On the heels of the recent spate of Hollywood studio announcements supporting one of the two competing high-definition optical disc formats, Thomson disclosed that it will launch an RCA-branded HD-DVD player before the 2005 holiday season.
The announcement was something of a surprise, since Thomson had been a visible member of the rival Blu-ray Founders Group, but Dave Arland, a spokesman on Thomson policy and government affairs, said his company has not dropped its interest in Blu-ray Disc, adding that the company could eventually launch players in both formats.
He said the decision to announce support for an HD-DVD player was made at this time to show that Thomson plans to support the investments of Hollywood studios that use the disc replication services of Thomson's Technicolor unit.
As the HD-DVD player was announced, Technicolor said that it is preparing to provide replication services for both HD-DVD and the Blu-ray Disc formats.
Arland said the synchronized announcements were offered “because we wanted to give a level of comfort to [Technicolor's] studio customers that we will support them” as they move to build a new business in next-generation optical disc software.
He explained the announcement followed the public non-exclusive statements of support for HD DVD from Warner Brothers, Universal and Paramount Studios a week earlier.
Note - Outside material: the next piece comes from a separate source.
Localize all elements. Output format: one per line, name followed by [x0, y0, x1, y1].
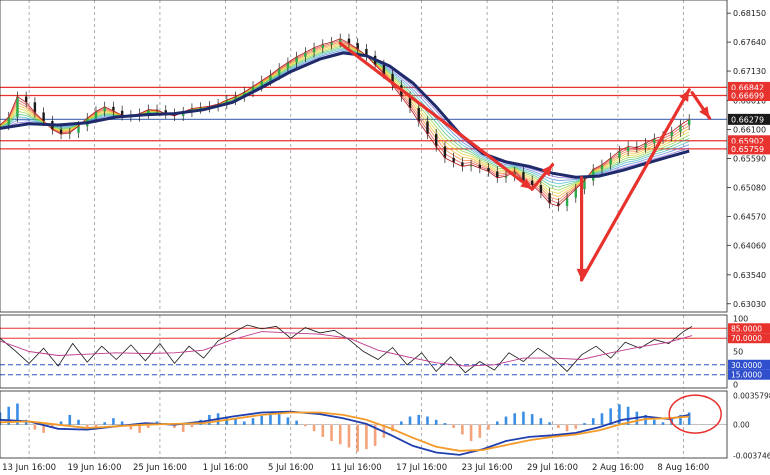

Acknowledging that Disney, one of Technicolor's largest accounts, announced its non-exclusive support for Blu-ray Disc a day earlier, Arland said Technicolor will replicate Blu-ray optical disc media, and could also decide to market Blu-ray Disc players.
Arland said the decision to launch a player with HD DVD was made at this time because that format appears to be the closest to an actual market introduction.
Thomson will market a version of the HD-DVD player under the Thomson brand in Europe, Arland said. Details on player specifications and pricing were not available.